On Nov 26, 2013, at 1:34 AM, Richard Biener <[email protected]> wrote:
> On Mon, Nov 25, 2013 at 9:05 PM, Richard Sandiford
> <[email protected]> wrote:
>> Jason Merrill <[email protected]> writes:
>>> On 11/23/2013 02:20 PM, Mike Stump wrote:
>>>> @@ -2605,8 +2606,7 @@ cp_tree_equal (tree t1, tree t2)
>>>> switch (code1)
>>>> {
>>>> case INTEGER_CST:
>>>> - return TREE_INT_CST_LOW (t1) == TREE_INT_CST_LOW (t2)
>>>> - && TREE_INT_CST_HIGH (t1) == TREE_INT_CST_HIGH (t2);
>>>> + return wi::to_widest (t1) == wi::to_widest (t2);
>>>
>>> Why not use wi::eq_p like you do in the C front end?
>>
>> Thanks for noticing the difference. I think c_tree_equal should change
>> to use to_widest too.
>>
>> wi::eq_p (t1, t2) asserts that t1 and t2 are the same precision and
>> ignores signedness; it just tests whether they are the same bitstring.
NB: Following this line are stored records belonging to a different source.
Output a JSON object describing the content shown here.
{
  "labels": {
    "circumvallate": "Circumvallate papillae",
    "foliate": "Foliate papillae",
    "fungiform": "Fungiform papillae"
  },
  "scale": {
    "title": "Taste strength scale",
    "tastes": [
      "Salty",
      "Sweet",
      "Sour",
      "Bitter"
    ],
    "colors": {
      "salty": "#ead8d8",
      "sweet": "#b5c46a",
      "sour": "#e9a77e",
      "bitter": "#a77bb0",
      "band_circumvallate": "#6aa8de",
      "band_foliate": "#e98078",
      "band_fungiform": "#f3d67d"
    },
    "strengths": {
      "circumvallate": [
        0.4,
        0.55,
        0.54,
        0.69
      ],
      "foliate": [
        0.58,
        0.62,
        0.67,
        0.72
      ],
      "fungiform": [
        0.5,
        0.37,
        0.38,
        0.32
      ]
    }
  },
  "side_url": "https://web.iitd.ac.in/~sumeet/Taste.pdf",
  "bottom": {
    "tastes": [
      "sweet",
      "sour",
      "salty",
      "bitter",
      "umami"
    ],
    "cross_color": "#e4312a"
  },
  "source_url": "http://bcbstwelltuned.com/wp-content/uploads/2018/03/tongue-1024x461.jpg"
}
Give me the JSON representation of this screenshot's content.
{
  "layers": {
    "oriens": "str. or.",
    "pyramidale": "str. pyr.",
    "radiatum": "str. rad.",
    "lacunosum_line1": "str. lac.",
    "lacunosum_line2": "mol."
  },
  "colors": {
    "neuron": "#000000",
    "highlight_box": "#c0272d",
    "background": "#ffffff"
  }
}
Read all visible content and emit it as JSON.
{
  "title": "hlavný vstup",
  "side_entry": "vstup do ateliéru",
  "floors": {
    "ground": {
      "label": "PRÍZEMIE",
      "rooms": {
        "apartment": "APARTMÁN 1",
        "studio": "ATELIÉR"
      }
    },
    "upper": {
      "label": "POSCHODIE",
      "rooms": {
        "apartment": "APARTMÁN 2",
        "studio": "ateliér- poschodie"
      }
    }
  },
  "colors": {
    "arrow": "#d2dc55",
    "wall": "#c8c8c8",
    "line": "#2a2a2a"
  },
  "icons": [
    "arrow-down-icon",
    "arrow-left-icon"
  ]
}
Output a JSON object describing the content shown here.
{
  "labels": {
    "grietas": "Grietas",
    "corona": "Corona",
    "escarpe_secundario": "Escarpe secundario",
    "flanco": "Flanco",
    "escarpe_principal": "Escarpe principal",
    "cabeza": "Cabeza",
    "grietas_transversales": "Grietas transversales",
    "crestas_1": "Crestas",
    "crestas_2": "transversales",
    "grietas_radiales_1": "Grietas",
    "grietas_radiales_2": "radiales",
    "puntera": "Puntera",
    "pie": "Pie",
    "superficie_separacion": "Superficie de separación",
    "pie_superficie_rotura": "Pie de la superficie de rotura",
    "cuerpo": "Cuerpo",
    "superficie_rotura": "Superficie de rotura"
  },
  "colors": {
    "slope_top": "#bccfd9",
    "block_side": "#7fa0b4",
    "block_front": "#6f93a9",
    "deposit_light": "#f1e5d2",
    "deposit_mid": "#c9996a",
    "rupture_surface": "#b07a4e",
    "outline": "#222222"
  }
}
>> wi::to_widest (t1) == wi::to_widest (t2) compares them as logical numbers,
>> taking sign into account and allowing different types. I think that's
>> what the original TREE_INT_CST_LOW and TREE_INT_CST_HIGH tests did too.
>
> Though in this case (comparing two INTEGER_CSTs) it would be better
> to use a tree abstraction - thus tree_int_cst_equal. It saves us from
> making the decision on what to map this in wide-int to multiple times.
Seems like a good idea to me:
Index: cp/tree.c
===================================================================
--- cp/tree.c (revision 206183)
+++ cp/tree.c (working copy)
@@ -2606,7 +2606,7 @@ cp_tree_equal (tree t1, tree t2)
switch (code1)
{
case INTEGER_CST:
- return wi::to_widest (t1) == wi::to_widest (t2);
+ return tree_int_cst_equal (t1, t2);
case REAL_CST:
return REAL_VALUES_EQUAL (TREE_REAL_CST (t1), TREE_REAL_CST (t2));
Jason, are the C++ patches with this change to them Ok?